Give all this, I couldn’t help but notice that other ophthalmic pharmaceutical companies are having trouble with the FDA today. According to the article US FDA Declines to Approve Outlook’s Eye Disease Drug for Second Time in 2025:
Outlook Therapeutics said on Wednesday the U.S. health regulator has declined to approve its drug for a type of eye disease, dealing another blow in the company’s prolonged push to bring the treatment to market and sending its shares tumbling nearly 70% after the bell…
The U.S. Food and Drug Administration had initially declined to approve the drug, also called bevacizumab, in 2023, in part due to manufacturing issues observed during pre-approval inspections.
It again declined to approve the drug in August 2025, citing a lack of substantial evidence of effectiveness, and recommended the company submit additional data to support the application.
Outlook said on Wednesday the FDA concluded that additional data provided with the resubmission did not change its prior view, and it again recommended confirmatory evidence of efficacy to support approval.
The FDA has not indicated what type of confirmatory evidence would be acceptable for Lytenava, which is approved in the European Union and the UK, the company said.
According to the article Aldeyra Dry Eye Disease Candidate Hit by FDA Delay Amid Shifting Agency Guidance:
The FDA has delayed an approval decision for Aldeyra Therapeutics’ lead dry eye disease candidate, adding another detour to the candidate’s winding road to potentially enter the market.
At a Dec. 12 meeting, the agency requested Aldeyra submit a report for a failed trial that the regulator had previously told the company not to include in reproxalap’s new drug application, Aldeyra CEO Todd Brady, M.D., Ph.D., explained during a Dec. 16 conference call…
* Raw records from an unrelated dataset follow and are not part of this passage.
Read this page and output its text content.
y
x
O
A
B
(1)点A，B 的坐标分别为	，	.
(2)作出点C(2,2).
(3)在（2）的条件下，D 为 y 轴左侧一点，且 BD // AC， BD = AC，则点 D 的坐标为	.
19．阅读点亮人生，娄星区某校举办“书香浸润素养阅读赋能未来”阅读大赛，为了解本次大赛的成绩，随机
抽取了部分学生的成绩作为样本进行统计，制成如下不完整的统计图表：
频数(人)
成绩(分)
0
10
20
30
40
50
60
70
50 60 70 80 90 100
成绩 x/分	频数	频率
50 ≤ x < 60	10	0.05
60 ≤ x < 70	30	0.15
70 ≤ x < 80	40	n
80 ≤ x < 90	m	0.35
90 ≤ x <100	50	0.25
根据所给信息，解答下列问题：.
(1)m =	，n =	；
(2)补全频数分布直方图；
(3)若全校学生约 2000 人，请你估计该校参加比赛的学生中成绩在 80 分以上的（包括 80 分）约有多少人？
The Office of Specialty Medicine (OSM) oversees the Division of Ophthalmology, and Brady said that Aldeyra has had no interaction with OSM or any other part of the FDA aside from the ophthalmology office. The request to submit a report on the failed trial to the NDA, which triggered the PDUFA delay, was made by the OSM, he explained.
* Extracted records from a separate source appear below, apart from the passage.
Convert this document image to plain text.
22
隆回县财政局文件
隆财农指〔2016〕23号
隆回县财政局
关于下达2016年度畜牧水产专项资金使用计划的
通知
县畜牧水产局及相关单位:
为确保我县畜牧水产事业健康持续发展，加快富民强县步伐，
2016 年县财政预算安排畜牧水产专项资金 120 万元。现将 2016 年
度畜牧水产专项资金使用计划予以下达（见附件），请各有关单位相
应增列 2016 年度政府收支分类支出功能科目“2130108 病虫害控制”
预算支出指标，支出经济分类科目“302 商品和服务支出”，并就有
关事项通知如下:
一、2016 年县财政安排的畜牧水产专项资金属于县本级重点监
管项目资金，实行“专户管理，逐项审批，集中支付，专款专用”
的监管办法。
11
Extensive layoffs and leadership flux at the FDA this year has prompted fears of disrupted drug reviews and the loss of American biotech leadership. Brady said Aldeyra has seen no turnover in the ophthalmology staff that they interact with. The only major change, he noted, is that the former director of OSM retired over the summer, with a new director taking over.
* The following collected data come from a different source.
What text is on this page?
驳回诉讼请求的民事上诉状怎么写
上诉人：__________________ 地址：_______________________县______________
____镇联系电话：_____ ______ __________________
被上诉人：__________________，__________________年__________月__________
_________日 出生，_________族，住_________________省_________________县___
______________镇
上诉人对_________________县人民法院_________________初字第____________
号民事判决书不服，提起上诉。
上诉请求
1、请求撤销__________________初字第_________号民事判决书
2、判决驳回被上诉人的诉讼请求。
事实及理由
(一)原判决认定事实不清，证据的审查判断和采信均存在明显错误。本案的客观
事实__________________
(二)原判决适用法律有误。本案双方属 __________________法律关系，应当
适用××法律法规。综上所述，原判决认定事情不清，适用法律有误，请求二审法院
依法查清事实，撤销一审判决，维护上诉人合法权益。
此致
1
It was not immediately clear who the current director of OSM is—an FDA webpage last updated in 2020 lists Charles Ganley, M.D., as acting director. At the time of publication, the FDA had not answered questions from Fierce about leadership at OSM.
It’s likely there are reasonable explanations for all this, or that it is indicative of the broader dysfunction and chaos at the FDA. But it’s also possible the FDA commissioner is exerting “undue influence” to help his former benefactor and target their competitors. It’s not my fault for wondering about this. It’s Dr. Makary’s fault for excoriating doctors who get paid by big pharma with one hand, while getting paid by big pharma with the other.